Il documento dell’American Heart Association si appoggia al sistema di classificazione Nova, il più usato a livello internazionale, che distingue gli alimenti in base al grado e allo scopo della lavorazione industriale. Questo approccio, tuttavia, non tiene conto della qualità nutrizionale: alcune tecniche industriali possono essere utili, ad esempio per prolungare la conservazione, migliorare la sicurezza microbiologica o ridurre gli sprechi. La difficoltà sta anche nella mancanza di informazioni complete. Negli Stati Uniti, i produttori non sono obbligati a indicare sulle etichette le tecniche di lavorazione o la quantità di additivi cosmetici utilizzati, un vuoto normativo che alimenta l’incertezza su rischi e benefici.
Le evidenze raccolte dalla AHA sono tutt’altro che rassicuranti. Una meta-analisi di studi prospettici ha evidenziato un legame diretto tra consumo di UPF e aumento del rischio di eventi cardiovascolari - come infarto e ictus -, diabete di tipo 2, obesità e mortalità per tutte le cause. Chi consuma più alimenti ultraprocessati rispetto a chi ne consuma meno presenta un rischio maggiore che varia dal 25% al 58% per le patologie cardiometaboliche, e dal 21% al 66% per la mortalità complessiva.
Oltre alla composizione nutrizionale, c’è un aspetto meno evidente ma potenzialmente cruciale: la capacità degli UPF di alterare i meccanismi cerebrali legati alla ricompensa. Ingredienti come aromi artificiali o dolcificanti possono ingannare il cervello, simulando la dolcezza senza zucchero e rompendo il legame naturale tra gusto e nutrienti. Questo, secondo i ricercatori, favorisce abitudini alimentari irregolari e aumento di peso.
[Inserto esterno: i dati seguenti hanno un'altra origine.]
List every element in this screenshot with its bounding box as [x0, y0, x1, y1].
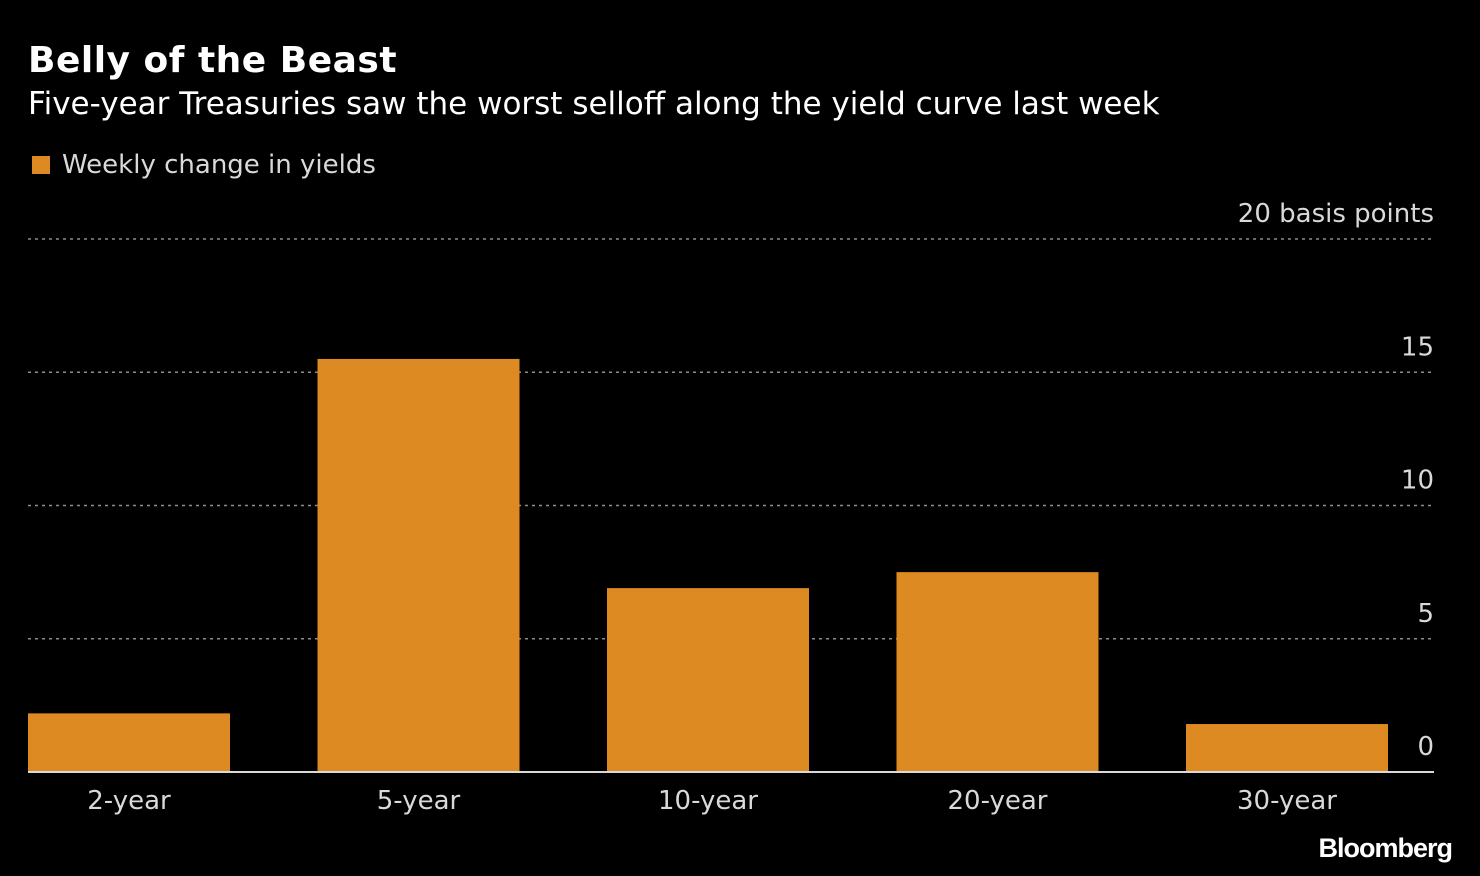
labels: 0 5 10 15 20 basis points 2-year 5-year 10-year… — [87, 199, 1434, 816]
bar-20-year — [896, 572, 1099, 772]
x-tick-label-20-year: 20-year — [947, 786, 1047, 816]
x-tick-label-10-year: 10-year — [658, 786, 758, 816]
bar-10-year — [607, 588, 809, 772]
chart-title: Belly of the Beast — [28, 40, 398, 81]
y-tick-label-0: 0 — [1417, 732, 1434, 762]
bloomberg-logo: Bloomberg — [1318, 833, 1453, 863]
legend-swatch — [32, 156, 50, 174]
bar-30-year — [1186, 724, 1388, 772]
y-tick-label-20: 20 basis points — [1238, 199, 1434, 229]
grid-lines — [28, 238, 1434, 640]
x-tick-label-5-year: 5-year — [377, 786, 461, 816]
y-tick-label-10: 10 — [1401, 466, 1434, 496]
bar-2-year — [28, 713, 230, 772]
y-tick-label-5: 5 — [1417, 599, 1434, 629]
x-tick-label-2-year: 2-year — [87, 786, 171, 816]
x-tick-label-30-year: 30-year — [1237, 786, 1337, 816]
chart-subtitle: Five-year Treasuries saw the worst sello… — [28, 86, 1160, 122]
y-tick-label-15: 15 — [1401, 332, 1434, 362]
legend-label: Weekly change in yields — [62, 150, 376, 180]
bar-5-year — [317, 358, 520, 772]
legend: Weekly change in yields — [32, 150, 376, 180]
bars — [28, 358, 1388, 772]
Il messaggio dell’AHA è chiaro: ridurre il consumo degli alimenti ultraprocessati più dannosi e privilegiare una dieta ricca di frutta, verdura, legumi, cereali integrali, frutta secca, semi, latticini a basso contenuto di grassi e proteine magre come pesce, pollame o frutti di mare.
“Sono necessarie ulteriori ricerche per comprendere meglio i meccanismi con cui gli UPF influiscono sulla salute”, ha ribadito Vadiveloo. “Nel frattempo, continuiamo a raccomandare di limitarne il consumo e di adottare scelte più nutrienti per il benessere a breve e lungo termine”. Il rapporto non si limita a fotografare la situazione, ma propone anche piste concrete per il futuro: dall’introduzione di politiche più incisive, come etichette chiare sul fronte delle confezioni, all’aumento dei finanziamenti per studi che chiariscano se sia l’ultraprocessazione in sé a danneggiare la salute o se il problema risieda soprattutto negli ingredienti usati. Un obiettivo che, secondo l’AHA, richiede una strategia multilivello, capace di coinvolgere singoli cittadini, industria alimentare e decisori politici.